By Carsten Frenzl from Obernburg, Deutschland (faceless) [CC BY 2.0 (http://creativecommons.org/licenses/by/2.0)], via Wikimedia Commons

It is often laughed at, the denial of expert opinions; that when an expert says “jump”, only a fool would question his degree in suicidology – and his knowledge on the subject. You will have heard from pundit postulaters, and educated comedians, that we are living in a post-truth world, why? Because we do not trust the experts anymore.

So what is an expert opinion? Is it one that can only be had with knowledge of the facts, and to deny that opinion is to deny those facts? (Whether they’re provided to you or not?) Is it one that only experts can have, and if you’re not an expert your opinion is not quite as important? Is it one where the qualifier, “expert”, turns opinions into facts. Well it seems to me, the difference between my opinion and an “expert” is the same between an estimate and a guess, one may be more educated, but neither of them are predictions.

The truth is, that an expert is simply just a man who cannot bear to be proven wrong. If he was not, then he would not need to call upon his qualifications to make an argument, he would simply present the facts. In this sense, to preface the word “opinion” with “expert” is like prefacing any word with a pronoun, all it tells us is that it is the opinion of an expert, not that the opinion itself is expert, and it does this because the validity of an opinion does not increase by the skills required for it to be ascertained.

Let’s pretend that I am an expert in literature. I will tell you, in my expert opinion, that the novel Of Mice and Men is objectively better written than Lord of the Flies. And I mean objectively because of its structure, the use of language, and the skilful integration of plot and theme. Would you accept my statement because I know more on the subject than you do? Even if you prefer Lord of the Flies?

“Well no, that’s different, that’s subjective. There is no gradation in prose, there are no numbers in literature.” Well, which expert told you that? And why do you believe him? I have plenty of knowledge in narratology and once more a range of figures and polling data about which styles appeal to more people. I’m not going to show you of course, but you are expected to trust that I have them, after all, I’m an expert on the subject.

So when I hear that 97% of scientists can agree, or 9 in 10, all I can think is that if 97% of scientists can agree, when the job of a scientist is to be sceptical until finding proof, then by willing to agree 97% of scientists are not doing their job. Rather, they are being compliant, because if it were proven, it would not have to be agreed. And it is also probably true, that so many of those 97% could merely be banking on each other’s expertise to guide their opinions. On top of that I would trust more the opinion of a friend who’s done his research, than a man who is paid to provide his opinions, as I would trust a friend who has read a book more than I would trust a quote, hand-picked and purchased, from a best-selling author who praises it.
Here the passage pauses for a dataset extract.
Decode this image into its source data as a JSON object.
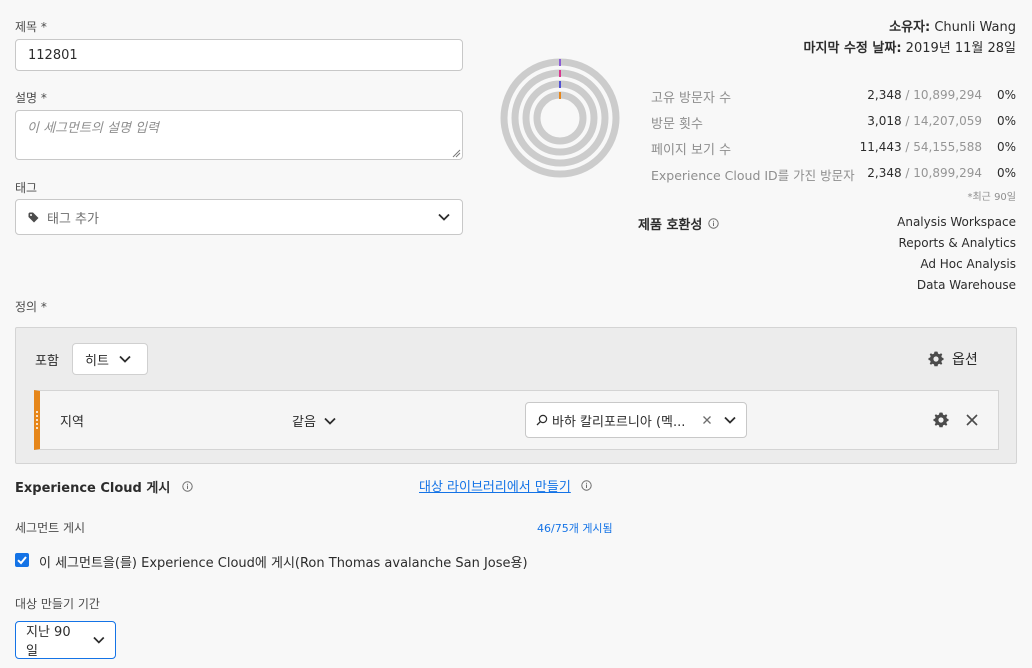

From expert to expert, opinions can be passed down, like teacher to student, through some apostolic succession; bishops of the holy see pass down some truth which is known to be had by the holiness of the man who told it to them, as so can an expert pass down his truth, which is known to be had by the intelligence of the man who told it to him. And if a papacy of God can be dictated by the Counts of Tusculum, and the Theophylacti, a dark-age aristocracy, then is it such a conspiracy to think that a papacy of experts can be corrupted also?

Science has become a religion in two ways; while different in its approach, in evidence over faith, its followers do so by faith and faith alone. The second way, is that both a man with a PhD in Theoretical Physics, and a man who claims to be a successor to Saint Peter, with a direct line to the word of God, can speak ex cathedra (“from the chair”) to define what people should or should not believe. A scientist would say of God that if one cannot provide any evidence, there can be no claim to His existence, and yet all too willing is he to expect to be believed without providing evidence of his own claims. And so too are fans of science willing to proclaim that a belief in God is a form of brainwashing, Church propaganda, and yet not at all willing to look further into the propaganda of “expert opinions”.

So where does it come from? I know we are living in a society which shames people for being wrong more than it teaches them what is right, so maybe people are so afraid of being beaten in a debate, they will preach the reliability of their sources more than help to explain what the sources mean, and how they can be interpreted. That is a real post-truth world, and so I would urge you to remember that truth is refuted by reasonable doubt, and opinions are only upheld by a preponderance of evidence. Experts should be treated atheistically, their opinions no more consecrated than the opinions of an old man in papal regalia.